Tri Marcelina Tarigan
Beberapa hari ini saya mengamati ‘kegaduhan’ yang terjadi di beranda Nyalanya. Semua karena si kulit bundar. Para bapak guru berdebat tentang sepakbola, saling menyombongkan tim andalan lalu menjatuhkan tim lawan. Mulanya saya menikmati pertarungan kata yang cukup sengit ini. Namun setelah membaca, menimbang, sekaligus mengamati tulisan Pak Teguh, Pak Wiwin, dan Pak Tonggo, ada hal yang menggangu pikiran saya. Untuk itu, izinkan saya mewakili suara hati istri untuk mengungkapkannya.
Saat membaca tulisan tiga sekawan ini saya baru tahu bahwa mereka bisa sebegitu menggilai sepak bola. Mereka memaparkan sejarah dan mengenal para pemain hingga pelatihnya dengan baik. Mereka sangat detail dan hapal momen terbaik tim mereka. Padahal mengingat ulang tahun istri saja boro-boro, lebih parah lagi lupa tanggal pernikahan. Beruntung mereka memiliki Facebook yang selalu setia mengingatkan hari besar bagi para istri ini.
Saya juga salut melihat cara bapak-bapak ini mengagumi pemain sepak bola idola mereka. Tanpa ragu memuji di depan banyak orang laiknya kekasih pujaan. Sementara dengan istri, berat sekali lidah itu merayu apalagi sampai memberi pujian. Jika itu terjadi, sudah pasti ada maunya.
Belum lagi bila memasuki musim liga besar, suami rela dan riang begadang menonton pertandingan yang disiarkan tengah malam atau menjelang subuh. Sudah pasti istri tak bisa protes karena di jam itu sudah tertidur lelap. Namun bila kami hendak menonton sinetron kesukaan, selalu ada saja nyinyiran suami yang mengganggap itu adalah tontonan receh.

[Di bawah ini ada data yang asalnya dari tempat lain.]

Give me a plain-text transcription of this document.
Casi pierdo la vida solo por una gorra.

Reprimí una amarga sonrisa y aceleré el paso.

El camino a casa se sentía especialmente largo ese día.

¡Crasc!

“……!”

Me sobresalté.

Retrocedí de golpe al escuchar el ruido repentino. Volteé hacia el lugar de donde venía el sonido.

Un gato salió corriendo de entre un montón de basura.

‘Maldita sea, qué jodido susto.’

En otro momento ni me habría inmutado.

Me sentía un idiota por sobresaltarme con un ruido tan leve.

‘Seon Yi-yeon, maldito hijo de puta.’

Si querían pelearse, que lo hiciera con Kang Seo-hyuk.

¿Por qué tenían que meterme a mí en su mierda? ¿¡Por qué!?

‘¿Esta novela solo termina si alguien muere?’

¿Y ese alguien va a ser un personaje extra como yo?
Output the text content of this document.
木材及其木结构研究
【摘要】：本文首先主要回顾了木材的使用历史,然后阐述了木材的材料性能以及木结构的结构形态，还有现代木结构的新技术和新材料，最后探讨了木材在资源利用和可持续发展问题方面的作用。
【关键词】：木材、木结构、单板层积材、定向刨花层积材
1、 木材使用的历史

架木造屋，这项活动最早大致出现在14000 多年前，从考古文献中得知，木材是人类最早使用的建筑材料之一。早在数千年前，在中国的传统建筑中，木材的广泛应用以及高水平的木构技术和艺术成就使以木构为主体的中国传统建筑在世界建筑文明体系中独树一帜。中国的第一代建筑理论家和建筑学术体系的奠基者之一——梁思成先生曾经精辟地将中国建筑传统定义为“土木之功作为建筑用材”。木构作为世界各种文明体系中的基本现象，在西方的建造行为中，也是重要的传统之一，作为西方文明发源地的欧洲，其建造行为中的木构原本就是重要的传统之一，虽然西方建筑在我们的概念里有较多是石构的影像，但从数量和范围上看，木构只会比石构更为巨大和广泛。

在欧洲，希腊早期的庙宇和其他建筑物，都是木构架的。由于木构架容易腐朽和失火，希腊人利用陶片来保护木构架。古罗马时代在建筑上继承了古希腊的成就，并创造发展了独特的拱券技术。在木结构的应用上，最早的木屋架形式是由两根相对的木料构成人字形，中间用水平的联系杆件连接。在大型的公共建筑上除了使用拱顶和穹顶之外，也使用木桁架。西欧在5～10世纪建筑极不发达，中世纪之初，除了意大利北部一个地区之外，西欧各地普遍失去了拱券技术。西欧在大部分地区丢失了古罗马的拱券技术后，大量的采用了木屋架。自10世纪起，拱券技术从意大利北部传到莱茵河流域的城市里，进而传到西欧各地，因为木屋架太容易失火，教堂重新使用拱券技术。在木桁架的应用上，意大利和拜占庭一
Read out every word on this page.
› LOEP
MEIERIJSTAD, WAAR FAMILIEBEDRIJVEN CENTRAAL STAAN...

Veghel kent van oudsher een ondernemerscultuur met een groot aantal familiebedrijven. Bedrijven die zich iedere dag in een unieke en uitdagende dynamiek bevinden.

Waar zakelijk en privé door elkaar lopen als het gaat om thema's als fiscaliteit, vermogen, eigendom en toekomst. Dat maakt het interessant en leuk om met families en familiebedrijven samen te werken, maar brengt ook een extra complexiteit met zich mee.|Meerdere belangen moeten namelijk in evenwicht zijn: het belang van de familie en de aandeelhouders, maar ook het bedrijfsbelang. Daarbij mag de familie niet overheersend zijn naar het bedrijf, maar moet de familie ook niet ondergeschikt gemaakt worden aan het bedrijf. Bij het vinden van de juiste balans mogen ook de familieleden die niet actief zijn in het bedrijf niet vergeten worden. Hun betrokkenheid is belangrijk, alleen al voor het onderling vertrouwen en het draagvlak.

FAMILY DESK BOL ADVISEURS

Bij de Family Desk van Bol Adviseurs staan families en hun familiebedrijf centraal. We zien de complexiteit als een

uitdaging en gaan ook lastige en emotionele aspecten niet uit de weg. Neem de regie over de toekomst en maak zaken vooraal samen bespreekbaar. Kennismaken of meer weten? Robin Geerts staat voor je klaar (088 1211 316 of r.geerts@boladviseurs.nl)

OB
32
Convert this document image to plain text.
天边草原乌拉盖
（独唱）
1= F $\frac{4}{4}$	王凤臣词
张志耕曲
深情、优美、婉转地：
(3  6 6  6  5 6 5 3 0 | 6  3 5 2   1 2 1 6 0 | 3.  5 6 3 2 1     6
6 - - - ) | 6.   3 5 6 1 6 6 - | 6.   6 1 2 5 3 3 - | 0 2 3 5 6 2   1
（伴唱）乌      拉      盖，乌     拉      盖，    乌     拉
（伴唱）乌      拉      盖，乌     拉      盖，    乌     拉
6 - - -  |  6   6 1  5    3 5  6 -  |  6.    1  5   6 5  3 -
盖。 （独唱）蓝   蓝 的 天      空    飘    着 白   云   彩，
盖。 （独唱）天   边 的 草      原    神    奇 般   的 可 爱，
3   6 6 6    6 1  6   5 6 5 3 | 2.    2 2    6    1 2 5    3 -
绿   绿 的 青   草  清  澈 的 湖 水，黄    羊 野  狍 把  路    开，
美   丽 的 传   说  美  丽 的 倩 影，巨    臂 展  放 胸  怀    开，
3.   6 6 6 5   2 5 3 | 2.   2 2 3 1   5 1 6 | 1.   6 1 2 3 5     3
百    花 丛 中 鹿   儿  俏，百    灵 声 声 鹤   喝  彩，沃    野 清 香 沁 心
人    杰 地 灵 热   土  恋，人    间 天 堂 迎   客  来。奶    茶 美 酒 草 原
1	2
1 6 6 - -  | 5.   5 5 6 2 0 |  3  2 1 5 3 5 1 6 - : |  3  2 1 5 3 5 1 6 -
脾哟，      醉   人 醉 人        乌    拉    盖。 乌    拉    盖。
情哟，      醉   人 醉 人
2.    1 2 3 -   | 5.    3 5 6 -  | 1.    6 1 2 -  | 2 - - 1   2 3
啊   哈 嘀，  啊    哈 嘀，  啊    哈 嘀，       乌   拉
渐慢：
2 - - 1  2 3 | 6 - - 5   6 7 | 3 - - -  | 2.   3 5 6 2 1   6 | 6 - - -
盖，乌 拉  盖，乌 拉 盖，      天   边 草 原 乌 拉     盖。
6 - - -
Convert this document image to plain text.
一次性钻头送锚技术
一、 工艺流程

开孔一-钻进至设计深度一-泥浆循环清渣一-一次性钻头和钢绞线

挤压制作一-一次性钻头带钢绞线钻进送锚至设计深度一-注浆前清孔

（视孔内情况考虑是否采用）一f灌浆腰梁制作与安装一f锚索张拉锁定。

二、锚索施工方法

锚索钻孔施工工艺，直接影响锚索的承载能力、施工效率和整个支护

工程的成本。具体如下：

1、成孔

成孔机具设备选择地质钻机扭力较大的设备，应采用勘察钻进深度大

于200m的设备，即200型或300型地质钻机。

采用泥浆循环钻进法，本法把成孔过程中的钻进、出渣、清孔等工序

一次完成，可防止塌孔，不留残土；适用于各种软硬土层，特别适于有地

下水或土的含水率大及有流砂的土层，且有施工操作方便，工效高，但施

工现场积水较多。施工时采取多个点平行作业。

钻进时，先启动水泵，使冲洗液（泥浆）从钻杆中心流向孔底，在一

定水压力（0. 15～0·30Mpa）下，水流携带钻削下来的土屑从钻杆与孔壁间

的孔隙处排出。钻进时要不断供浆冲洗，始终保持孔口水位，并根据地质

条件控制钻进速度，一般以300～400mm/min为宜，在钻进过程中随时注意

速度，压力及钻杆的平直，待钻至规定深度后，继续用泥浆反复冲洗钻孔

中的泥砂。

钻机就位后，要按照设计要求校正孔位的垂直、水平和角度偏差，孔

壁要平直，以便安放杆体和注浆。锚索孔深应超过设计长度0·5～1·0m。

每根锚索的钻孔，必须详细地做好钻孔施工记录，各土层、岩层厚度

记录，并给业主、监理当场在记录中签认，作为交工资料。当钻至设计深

Setelah itu kami disuruh mengganti saluran lain yang lebih berfaedah. Kembali istri tak berdaya.
Sesungguhnya saya tidak keberatan dengan hobi suami ini. Sah-sah saja jika itu hal yang membuat senang dan semangat. Begitupun dengan saya dan teman-teman yang menyukai drama korea. Maklumi kami bila kadang menghabiskan banyak waktu senggang maraton nonton Drakor , mengikuti idola di Instagram bahkan sesekali ikut golongan emak-emak halu. Tenang saja, kami tetap sadar diri kalau Oppa Korea tak setampan suami sendiri.
Intinya, untuk para suami pecinta bola, selalu semangat kerja dan sisihkan lebih banyak kuota internet untuk kami.